Since the UK was humiliatingly dumped out of the ERM in 1992, governments have been pursuing a macro-economic policy aimed at creating a stable environment for business, ending the boom-bust cycles which had done so much to undermine performance. Central to this objective has been the control of inflation.
The rise of 0.7% in GDP in the final three months of 2004 made it 50 consecutive quarters of sustained growth since the last recession ended in 1992. This owes much to the fact that inflation has remained remarkably low. Anyone who remembers the double-digit inflation days of the 1970s and 1980s must find it hard to believe that in terms of the official measure, the Consumer Price Index (CPI), inflation in Britain has been 3% or less since 1992. For the last eight years the annual rate has been less than 2%.
Responsibility for sustaining low inflation now rests with the Bank of England’s Monetary Policy Committee (MPC), and base rate is the policy tool at its disposal. Just over a year ago, the Chancellor changed the rules. Rather than telling the MPC to keep inflation within 1% point of 2.5%, measured on the Retail Prices Index, he now wants price increases to be held within 1% point of 2%, but on the CPI. This difference is in the methodology used to aggregate the data, and the fact that the CPI excludes housing depreciation and Council Tax. Over the long term, the CPI has been around 0.8 percentage points lower than the RPI measure used by the MPC.
Because changes in interest rates are determined by movements in prices, it is worth considering whether it has been good luck or good management that led to the long period of low inflation. Since, at the end of 2004, annual CPI inflation was only 1.6%, it might seem alarmist to talk about more interest rate rises to counter inflation. But some of the factors that contributed most to the weak price trends during the past few years are now starting to change.
A breakdown of the CPI into its component categories reveals that it has been the prices of goods rather than services that have slowed rises in the overall index.
Consumer goods sold in the UK are produced either in the UK, or imported and it has been the import price inflation which has been negative for much of the past five years and helped to underpin low inflation. Although price pressures were weak in the late 1990s and up to mid-2002, there is now a pick-up in annual inflation rate of domestically-produced goods.
Clearly, some of the lower import prices can be explained not only by exchange rate movements, but also by a switch to lower cost suppliers. Stable retail margins also helped to keep price increases down. The fact that the MPC undershot the inflation target in the late 1990s had more to do with wrong exchange rate forecasts than a deflationary bias.
There is, however, some doubt as to whether these factors will continue to sustain inflation at rates below 2% without some further help from the policymakers. Import prices are unlikely to be so helpful going forward. The strengthening world economy means an upturn in the volume of internationally-traded goods with prices rising. There are already signs that prices of goods coming into the UK have stopped falling, while others are edging up.

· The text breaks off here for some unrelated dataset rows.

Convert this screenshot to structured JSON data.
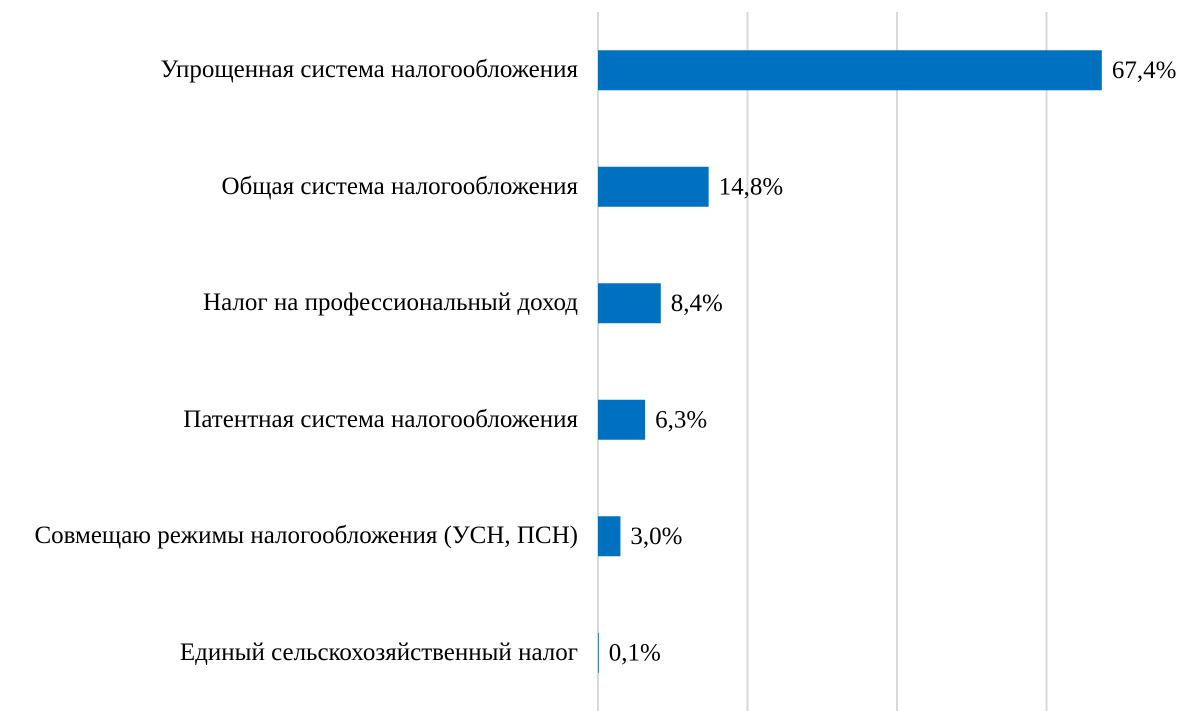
{
  "chart_data": {
    "type": "barh",
    "categories": [
      "Упрощенная система налогообложения",
      "Общая система налогообложения",
      "Налог на профессиональный доход",
      "Патентная система налогообложения",
      "Совмещаю режимы налогообложения (УСН, ПСН)",
      "Единый сельскохозяйственный налог"
    ],
    "values": [
      67.4,
      14.8,
      8.4,
      6.3,
      3.0,
      0.1
    ],
    "value_labels": [
      "67,4%",
      "14,8%",
      "8,4%",
      "6,3%",
      "3,0%",
      "0,1%"
    ],
    "color": "#0070c0",
    "xlim": [
      0,
      80
    ],
    "xticks": [
      0,
      20,
      40,
      60
    ],
    "grid": true
  }
}
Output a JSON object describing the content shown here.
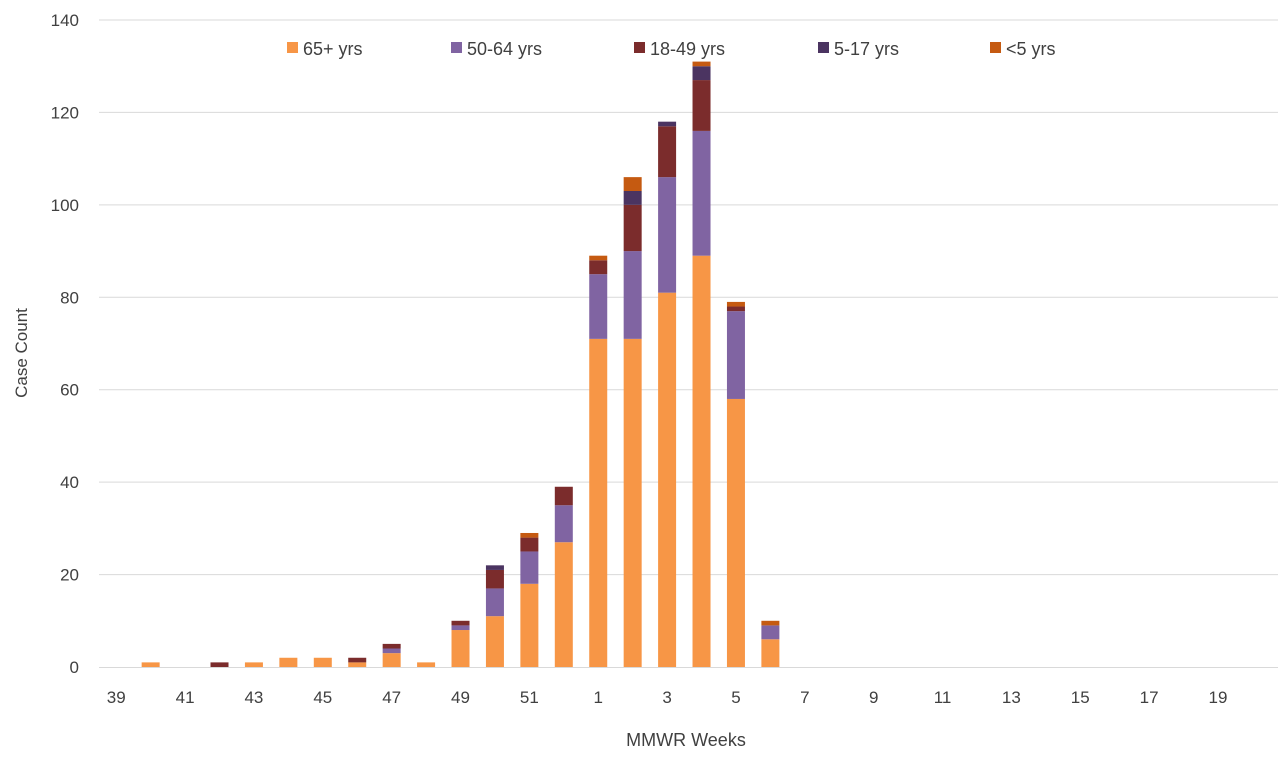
{
  "chart_data": {
    "type": "bar",
    "stacked": true,
    "title": "",
    "xlabel": "MMWR Weeks",
    "ylabel": "Case Count",
    "ylim": [
      0,
      140
    ],
    "yticks": [
      0,
      20,
      40,
      60,
      80,
      100,
      120,
      140
    ],
    "grid": true,
    "legend_position": "top",
    "categories": [
      "39",
      "40",
      "41",
      "42",
      "43",
      "44",
      "45",
      "46",
      "47",
      "48",
      "49",
      "50",
      "51",
      "52",
      "1",
      "2",
      "3",
      "4",
      "5",
      "6",
      "7",
      "8",
      "9",
      "10",
      "11",
      "12",
      "13",
      "14",
      "15",
      "16",
      "17",
      "18",
      "19",
      "20"
    ],
    "category_labels_shown": [
      "39",
      "41",
      "43",
      "45",
      "47",
      "49",
      "51",
      "1",
      "3",
      "5",
      "7",
      "9",
      "11",
      "13",
      "15",
      "17",
      "19"
    ],
    "series": [
      {
        "name": "65+ yrs",
        "color": "#f79646",
        "values": [
          0,
          1,
          0,
          0,
          1,
          2,
          2,
          1,
          3,
          1,
          8,
          11,
          18,
          27,
          71,
          71,
          81,
          89,
          58,
          6,
          0,
          0,
          0,
          0,
          0,
          0,
          0,
          0,
          0,
          0,
          0,
          0,
          0,
          0
        ]
      },
      {
        "name": "50-64 yrs",
        "color": "#8064a2",
        "values": [
          0,
          0,
          0,
          0,
          0,
          0,
          0,
          0,
          1,
          0,
          1,
          6,
          7,
          8,
          14,
          19,
          25,
          27,
          19,
          3,
          0,
          0,
          0,
          0,
          0,
          0,
          0,
          0,
          0,
          0,
          0,
          0,
          0,
          0
        ]
      },
      {
        "name": "18-49 yrs",
        "color": "#7b2c2c",
        "values": [
          0,
          0,
          0,
          1,
          0,
          0,
          0,
          1,
          1,
          0,
          1,
          4,
          3,
          4,
          3,
          10,
          11,
          11,
          1,
          0,
          0,
          0,
          0,
          0,
          0,
          0,
          0,
          0,
          0,
          0,
          0,
          0,
          0,
          0
        ]
      },
      {
        "name": "5-17 yrs",
        "color": "#4b3461",
        "values": [
          0,
          0,
          0,
          0,
          0,
          0,
          0,
          0,
          0,
          0,
          0,
          1,
          0,
          0,
          0,
          3,
          1,
          3,
          0,
          0,
          0,
          0,
          0,
          0,
          0,
          0,
          0,
          0,
          0,
          0,
          0,
          0,
          0,
          0
        ]
      },
      {
        "name": "<5 yrs",
        "color": "#c55a11",
        "values": [
          0,
          0,
          0,
          0,
          0,
          0,
          0,
          0,
          0,
          0,
          0,
          0,
          1,
          0,
          1,
          3,
          0,
          1,
          1,
          1,
          0,
          0,
          0,
          0,
          0,
          0,
          0,
          0,
          0,
          0,
          0,
          0,
          0,
          0
        ]
      }
    ]
  }
}
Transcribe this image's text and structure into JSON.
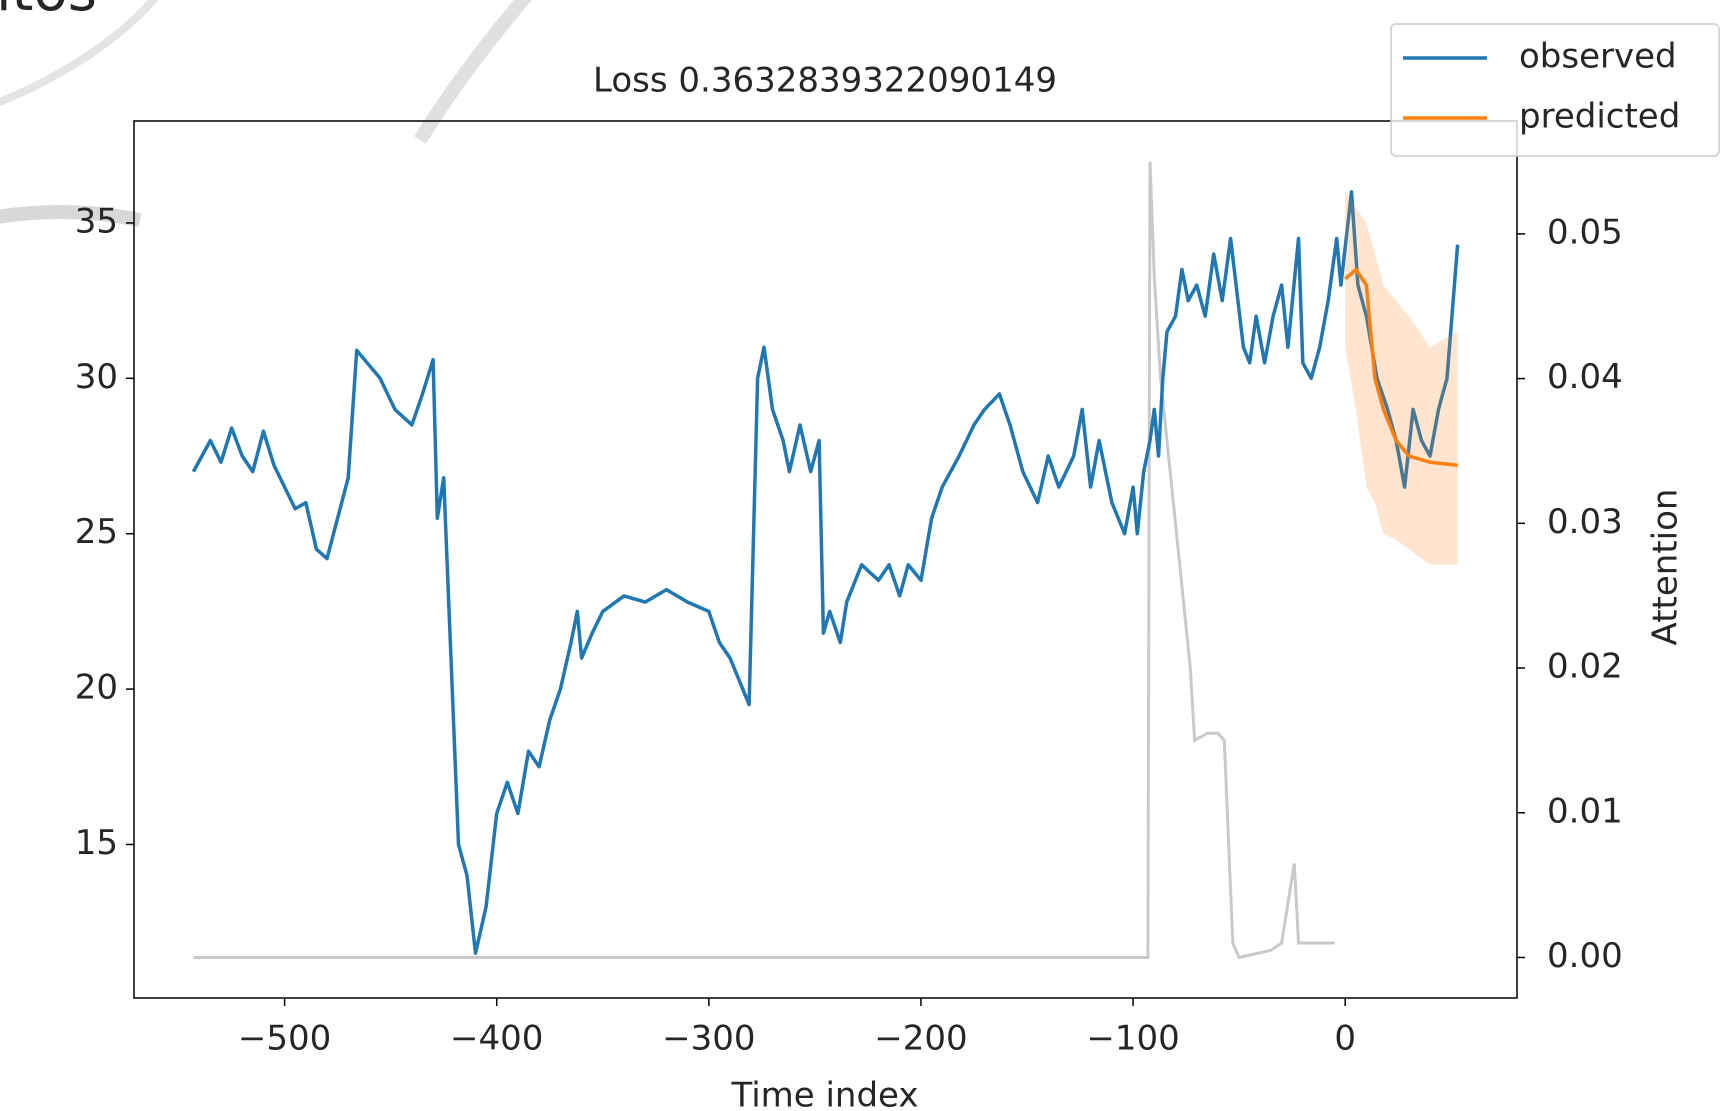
{
  "chart_data": {
    "type": "line",
    "title": "Loss 0.3632839322090149",
    "annotations": [
      "itos"
    ],
    "xlabel": "Time index",
    "y2label": "Attention",
    "xlim": [
      -571,
      81
    ],
    "ylim": [
      10.06,
      38.28
    ],
    "y2lim": [
      -0.0028,
      0.0578
    ],
    "xticks": [
      {
        "value": -500,
        "label": "−500"
      },
      {
        "value": -400,
        "label": "−400"
      },
      {
        "value": -300,
        "label": "−300"
      },
      {
        "value": -200,
        "label": "−200"
      },
      {
        "value": -100,
        "label": "−100"
      },
      0
    ],
    "yticks": [
      15,
      20,
      25,
      30,
      35
    ],
    "y2ticks": [
      {
        "value": 0,
        "label": "0.00"
      },
      {
        "value": 0.01,
        "label": "0.01"
      },
      {
        "value": 0.02,
        "label": "0.02"
      },
      {
        "value": 0.03,
        "label": "0.03"
      },
      {
        "value": 0.04,
        "label": "0.04"
      },
      {
        "value": 0.05,
        "label": "0.05"
      }
    ],
    "legend": "upper right",
    "series": [
      {
        "name": "observed",
        "color": "#1f77b4",
        "x": [
          -543,
          -535,
          -530,
          -525,
          -520,
          -515,
          -510,
          -505,
          -500,
          -495,
          -490,
          -485,
          -480,
          -475,
          -470,
          -466,
          -455,
          -448,
          -440,
          -435,
          -430,
          -428,
          -425,
          -418,
          -414,
          -410,
          -405,
          -400,
          -395,
          -390,
          -385,
          -380,
          -375,
          -370,
          -365,
          -362,
          -360,
          -355,
          -350,
          -340,
          -330,
          -320,
          -310,
          -300,
          -295,
          -290,
          -281,
          -277,
          -274,
          -270,
          -265,
          -262,
          -257,
          -252,
          -248,
          -246,
          -243,
          -238,
          -235,
          -228,
          -220,
          -215,
          -210,
          -206,
          -200,
          -195,
          -190,
          -182,
          -175,
          -170,
          -163,
          -158,
          -152,
          -145,
          -140,
          -135,
          -128,
          -124,
          -120,
          -116,
          -110,
          -104,
          -100,
          -98,
          -95,
          -92,
          -90,
          -88,
          -86,
          -84,
          -80,
          -77,
          -74,
          -70,
          -66,
          -62,
          -58,
          -54,
          -48,
          -45,
          -42,
          -38,
          -34,
          -30,
          -27,
          -22,
          -20,
          -16,
          -12,
          -8,
          -4,
          -2,
          3,
          6,
          10,
          15,
          20,
          24,
          28,
          32,
          36,
          40,
          44,
          48,
          53
        ],
        "values": [
          27,
          28,
          27.3,
          28.4,
          27.5,
          27,
          28.3,
          27.2,
          26.5,
          25.8,
          26,
          24.5,
          24.2,
          25.5,
          26.8,
          30.9,
          30,
          29,
          28.5,
          29.5,
          30.6,
          25.5,
          26.8,
          15,
          14,
          11.5,
          13,
          16,
          17,
          16,
          18,
          17.5,
          19,
          20,
          21.5,
          22.5,
          21,
          21.8,
          22.5,
          23,
          22.8,
          23.2,
          22.8,
          22.5,
          21.5,
          21,
          19.5,
          30,
          31,
          29,
          28,
          27,
          28.5,
          27,
          28,
          21.8,
          22.5,
          21.5,
          22.8,
          24,
          23.5,
          24,
          23,
          24,
          23.5,
          25.5,
          26.5,
          27.5,
          28.5,
          29,
          29.5,
          28.5,
          27,
          26,
          27.5,
          26.5,
          27.5,
          29,
          26.5,
          28,
          26,
          25,
          26.5,
          25,
          27,
          28,
          29,
          27.5,
          30,
          31.5,
          32,
          33.5,
          32.5,
          33,
          32,
          34,
          32.5,
          34.5,
          31,
          30.5,
          32,
          30.5,
          32,
          33,
          31,
          34.5,
          30.5,
          30,
          31,
          32.5,
          34.5,
          33,
          36,
          33,
          32,
          30,
          29,
          28,
          26.5,
          29,
          28,
          27.5,
          29,
          30,
          34.3
        ]
      },
      {
        "name": "predicted",
        "color": "#ff7f0e",
        "x": [
          0,
          5,
          10,
          14,
          18,
          24,
          30,
          40,
          53
        ],
        "values": [
          33.2,
          33.5,
          33,
          30,
          29,
          28,
          27.5,
          27.3,
          27.2
        ],
        "lower": [
          31,
          29,
          26.5,
          26,
          25,
          24.8,
          24.5,
          24,
          24
        ],
        "upper": [
          36,
          35.5,
          35,
          34,
          33,
          32.5,
          32,
          31,
          31.5
        ]
      }
    ],
    "attention": {
      "axis": "y2",
      "color": "#bbbbbb",
      "x": [
        -543,
        -93,
        -92,
        -90,
        -87,
        -80,
        -73,
        -71,
        -65,
        -60,
        -57,
        -53,
        -50,
        -35,
        -30,
        -24,
        -22,
        -12,
        -5
      ],
      "values": [
        0,
        0,
        0.055,
        0.047,
        0.04,
        0.03,
        0.02,
        0.015,
        0.0155,
        0.0155,
        0.015,
        0.001,
        0,
        0.0005,
        0.001,
        0.0065,
        0.001,
        0.001,
        0.001
      ]
    }
  }
}
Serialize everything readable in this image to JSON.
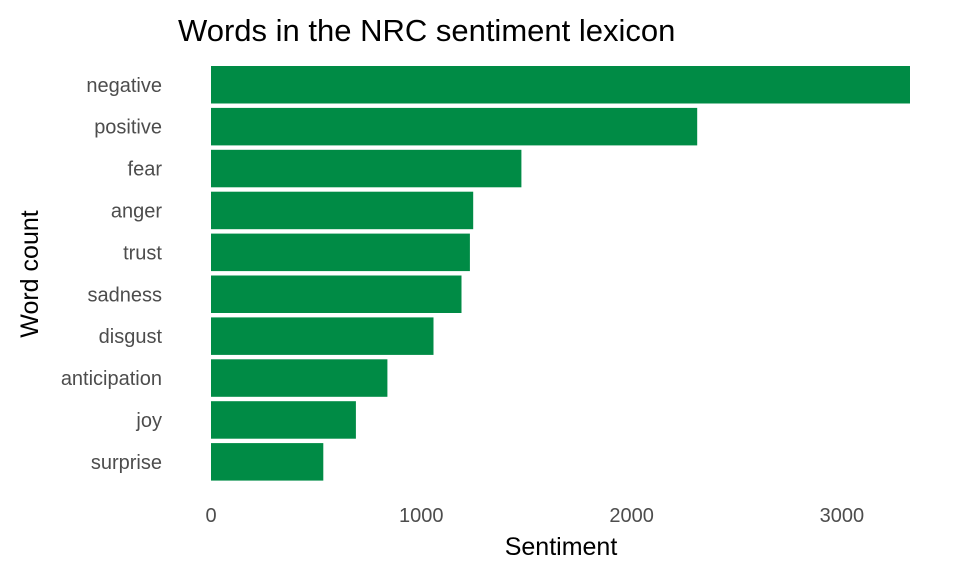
{
  "chart_data": {
    "type": "bar",
    "orientation": "horizontal",
    "title": "Words in the NRC sentiment lexicon",
    "xlabel": "Sentiment",
    "ylabel": "Word count",
    "categories": [
      "negative",
      "positive",
      "fear",
      "anger",
      "trust",
      "sadness",
      "disgust",
      "anticipation",
      "joy",
      "surprise"
    ],
    "values": [
      3324,
      2312,
      1476,
      1247,
      1231,
      1191,
      1058,
      839,
      689,
      534
    ],
    "xlim": [
      0,
      3324
    ],
    "xticks": [
      0,
      1000,
      2000,
      3000
    ],
    "bar_color": "#008b45",
    "grid": false,
    "legend": "none"
  }
}
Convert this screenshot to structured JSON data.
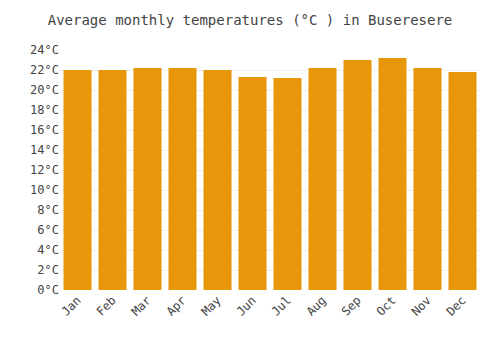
{
  "chart_data": {
    "type": "bar",
    "title": "Average monthly temperatures (°C ) in Buseresere",
    "categories": [
      "Jan",
      "Feb",
      "Mar",
      "Apr",
      "May",
      "Jun",
      "Jul",
      "Aug",
      "Sep",
      "Oct",
      "Nov",
      "Dec"
    ],
    "values": [
      22.0,
      22.0,
      22.2,
      22.2,
      22.0,
      21.3,
      21.2,
      22.2,
      23.0,
      23.2,
      22.2,
      21.8
    ],
    "color": "#E8960A",
    "ylim": [
      0,
      24
    ],
    "yticks": [
      {
        "value": 0,
        "label": "0°C"
      },
      {
        "value": 2,
        "label": "2°C"
      },
      {
        "value": 4,
        "label": "4°C"
      },
      {
        "value": 6,
        "label": "6°C"
      },
      {
        "value": 8,
        "label": "8°C"
      },
      {
        "value": 10,
        "label": "10°C"
      },
      {
        "value": 12,
        "label": "12°C"
      },
      {
        "value": 14,
        "label": "14°C"
      },
      {
        "value": 16,
        "label": "16°C"
      },
      {
        "value": 18,
        "label": "18°C"
      },
      {
        "value": 20,
        "label": "20°C"
      },
      {
        "value": 22,
        "label": "22°C"
      },
      {
        "value": 24,
        "label": "24°C"
      }
    ],
    "grid": true
  }
}
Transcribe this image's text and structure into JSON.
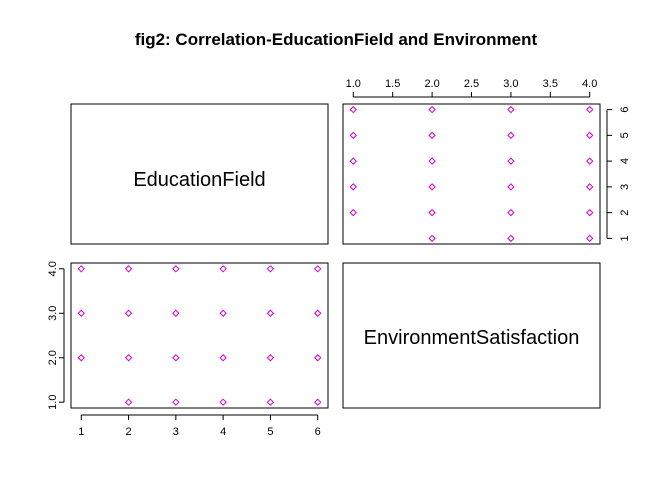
{
  "chart_data": {
    "type": "scatter",
    "title": "fig2: Correlation-EducationField and Environment",
    "variables": [
      "EducationField",
      "EnvironmentSatisfaction"
    ],
    "point_color": "#d600d6",
    "marker": "diamond-open",
    "variable_ranges": {
      "EducationField": [
        1,
        6
      ],
      "EnvironmentSatisfaction": [
        1,
        4
      ]
    },
    "panels": [
      {
        "position": "top-right",
        "xvar": "EnvironmentSatisfaction",
        "yvar": "EducationField",
        "x_ticks": [
          "1.0",
          "1.5",
          "2.0",
          "2.5",
          "3.0",
          "3.5",
          "4.0"
        ],
        "x_tick_values": [
          1.0,
          1.5,
          2.0,
          2.5,
          3.0,
          3.5,
          4.0
        ],
        "y_ticks": [
          "1",
          "2",
          "3",
          "4",
          "5",
          "6"
        ],
        "y_tick_values": [
          1,
          2,
          3,
          4,
          5,
          6
        ],
        "x_axis_side": "top",
        "y_axis_side": "right"
      },
      {
        "position": "bottom-left",
        "xvar": "EducationField",
        "yvar": "EnvironmentSatisfaction",
        "x_ticks": [
          "1",
          "2",
          "3",
          "4",
          "5",
          "6"
        ],
        "x_tick_values": [
          1,
          2,
          3,
          4,
          5,
          6
        ],
        "y_ticks": [
          "1.0",
          "2.0",
          "3.0",
          "4.0"
        ],
        "y_tick_values": [
          1.0,
          2.0,
          3.0,
          4.0
        ],
        "x_axis_side": "bottom",
        "y_axis_side": "left"
      }
    ],
    "points": [
      {
        "EducationField": 1,
        "EnvironmentSatisfaction": 2
      },
      {
        "EducationField": 1,
        "EnvironmentSatisfaction": 3
      },
      {
        "EducationField": 1,
        "EnvironmentSatisfaction": 4
      },
      {
        "EducationField": 2,
        "EnvironmentSatisfaction": 1
      },
      {
        "EducationField": 2,
        "EnvironmentSatisfaction": 2
      },
      {
        "EducationField": 2,
        "EnvironmentSatisfaction": 3
      },
      {
        "EducationField": 2,
        "EnvironmentSatisfaction": 4
      },
      {
        "EducationField": 3,
        "EnvironmentSatisfaction": 1
      },
      {
        "EducationField": 3,
        "EnvironmentSatisfaction": 2
      },
      {
        "EducationField": 3,
        "EnvironmentSatisfaction": 3
      },
      {
        "EducationField": 3,
        "EnvironmentSatisfaction": 4
      },
      {
        "EducationField": 4,
        "EnvironmentSatisfaction": 1
      },
      {
        "EducationField": 4,
        "EnvironmentSatisfaction": 2
      },
      {
        "EducationField": 4,
        "EnvironmentSatisfaction": 3
      },
      {
        "EducationField": 4,
        "EnvironmentSatisfaction": 4
      },
      {
        "EducationField": 5,
        "EnvironmentSatisfaction": 1
      },
      {
        "EducationField": 5,
        "EnvironmentSatisfaction": 2
      },
      {
        "EducationField": 5,
        "EnvironmentSatisfaction": 3
      },
      {
        "EducationField": 5,
        "EnvironmentSatisfaction": 4
      },
      {
        "EducationField": 6,
        "EnvironmentSatisfaction": 1
      },
      {
        "EducationField": 6,
        "EnvironmentSatisfaction": 2
      },
      {
        "EducationField": 6,
        "EnvironmentSatisfaction": 3
      },
      {
        "EducationField": 6,
        "EnvironmentSatisfaction": 4
      }
    ]
  }
}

Prices of domestically-produced goods have been rising for several years. In the second half of 2004, UK manufacturers output prices rose by just over 3%, while the cost of the material and fuels purchased jumped by close on 6%. Both these inflation rates doubled in 12 months, which points to higher prices this year, unless manufacturers or retailers are prepared to squeeze margins further. When wage pressure is factored in, the MPC’s nervousness about future price trends becomes understandable. The two offsetting factors which might ease the price pressures are productivity growth and the intensity of competition in many product markets, but the relief they are likely to bring is limited.
This is not to imply that consumer price inflation is going to jump back to the sort of rates last seen in the late 1980s. Rather, it is suggesting that if prices of manufactured goods (imported and domestically produced) have turned and are now rising alongside the usual inflation in services, the overall rate will be close to the 2% target. This is perfectly consistent with an economy that has been growing above trend for a year or more and explains why the MPC will not be relaxed just because the CPI is currently running at 1.6%.